La République Démocratique du Congo (RDC) est l’un des pays les plus grands et les plus peuplés d’Afrique subsaharienne.
Par contre, elle fait face à l’un des plus faibles taux d’accès à l’eau et à l’assainissement de base depuis plusieurs années déjà.

Selon un rapport publié par la banque mondiale sur le site Africa can end poverty publié en juin 2024, au niveau national, près de 65% de la population ne dispose pas d’un accès de base à l’eau, 84% n’a toujours pas un accès de base à l’assainissement, et près de 18% continue de pratiquer la défécation à l’air libre.

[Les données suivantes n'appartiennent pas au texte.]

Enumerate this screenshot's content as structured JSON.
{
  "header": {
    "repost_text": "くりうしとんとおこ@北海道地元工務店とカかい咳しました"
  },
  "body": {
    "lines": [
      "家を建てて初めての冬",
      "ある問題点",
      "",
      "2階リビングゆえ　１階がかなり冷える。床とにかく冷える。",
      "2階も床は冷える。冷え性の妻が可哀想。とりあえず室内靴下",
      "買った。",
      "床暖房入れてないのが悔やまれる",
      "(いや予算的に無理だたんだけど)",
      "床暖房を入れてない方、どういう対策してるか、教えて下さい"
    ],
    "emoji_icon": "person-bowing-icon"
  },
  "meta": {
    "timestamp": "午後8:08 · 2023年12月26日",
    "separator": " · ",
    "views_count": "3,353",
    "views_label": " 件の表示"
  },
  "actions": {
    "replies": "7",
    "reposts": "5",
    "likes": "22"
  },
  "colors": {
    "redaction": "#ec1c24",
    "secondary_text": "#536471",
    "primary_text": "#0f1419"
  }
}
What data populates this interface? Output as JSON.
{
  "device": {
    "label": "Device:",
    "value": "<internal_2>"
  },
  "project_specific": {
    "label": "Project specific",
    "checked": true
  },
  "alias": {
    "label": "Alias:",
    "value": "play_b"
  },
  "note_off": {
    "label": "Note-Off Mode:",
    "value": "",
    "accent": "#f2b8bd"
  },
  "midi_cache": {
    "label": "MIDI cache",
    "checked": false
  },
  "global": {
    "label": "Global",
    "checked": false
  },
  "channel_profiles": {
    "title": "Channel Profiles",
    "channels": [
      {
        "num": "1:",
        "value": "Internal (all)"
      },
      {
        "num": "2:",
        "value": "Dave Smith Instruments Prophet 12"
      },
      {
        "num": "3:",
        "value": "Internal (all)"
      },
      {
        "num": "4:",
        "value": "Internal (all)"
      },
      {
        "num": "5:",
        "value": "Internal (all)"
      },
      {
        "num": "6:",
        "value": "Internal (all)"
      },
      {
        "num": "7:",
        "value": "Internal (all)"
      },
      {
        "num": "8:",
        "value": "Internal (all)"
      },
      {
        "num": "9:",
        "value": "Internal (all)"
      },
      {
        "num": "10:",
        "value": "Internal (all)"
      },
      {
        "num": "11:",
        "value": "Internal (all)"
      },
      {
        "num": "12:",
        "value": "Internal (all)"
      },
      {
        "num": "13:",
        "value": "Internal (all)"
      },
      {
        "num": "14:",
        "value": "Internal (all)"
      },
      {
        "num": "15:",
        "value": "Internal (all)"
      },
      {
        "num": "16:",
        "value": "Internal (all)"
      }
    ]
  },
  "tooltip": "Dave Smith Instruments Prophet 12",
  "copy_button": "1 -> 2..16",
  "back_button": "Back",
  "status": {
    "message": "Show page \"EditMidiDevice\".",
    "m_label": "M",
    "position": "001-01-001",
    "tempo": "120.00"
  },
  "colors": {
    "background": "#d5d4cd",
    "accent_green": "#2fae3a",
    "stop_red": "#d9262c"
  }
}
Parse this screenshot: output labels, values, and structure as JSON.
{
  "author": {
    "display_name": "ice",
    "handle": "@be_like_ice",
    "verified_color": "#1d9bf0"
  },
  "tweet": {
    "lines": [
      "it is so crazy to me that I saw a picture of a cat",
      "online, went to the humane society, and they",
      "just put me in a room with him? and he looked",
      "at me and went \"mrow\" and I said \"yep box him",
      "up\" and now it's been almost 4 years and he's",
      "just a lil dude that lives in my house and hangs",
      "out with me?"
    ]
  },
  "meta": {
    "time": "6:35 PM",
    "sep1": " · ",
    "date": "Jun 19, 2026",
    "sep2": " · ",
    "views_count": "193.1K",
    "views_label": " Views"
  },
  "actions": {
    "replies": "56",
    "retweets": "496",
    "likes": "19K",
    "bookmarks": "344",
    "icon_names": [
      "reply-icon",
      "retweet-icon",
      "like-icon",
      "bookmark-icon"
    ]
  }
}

« Bien qu’il y ait eu des améliorations en termes de couverture d’approvisionnement en eau et assainissement ces dernières années, les résultats sont rapidement résorbés par la croissance démographique. À ce rythme, il est très peu probable que la République Démocratique du Congo soit en mesure d’atteindre l’Objectif de développement durable 6 (ODD 6), qui prévoit un accès universel à l’eau et à l’assainissement d’ici 2030 » lit-on dans ce rapport.
D’après une revue des dépenses publiée par la Banque mondiale, la RDC ne consacre que 0,23% du budget national au secteur de l’Eau , Hygiène et Assainissement (EHA), comparé à 7,31% pour la santé par exemple, bien que la faiblesse du secteur EHA contribue directement à des risques accrus pour la santé des mères et des enfants, nuisant ainsi à leur productivité et entraînant une perte de capital humain.
Cette réalité constitue l’une des causes majeures de ce taux élevé de non accès à l’eau par les populations.
Le gouvernement que dirige le président Félix Tshisekedi Tshilombo devrait repenser à injecter plus des fonds dans le secteur de l’eau pour permettre aux populations congolaises de jouir de cette quantité d’eau douce dont dispose le pays.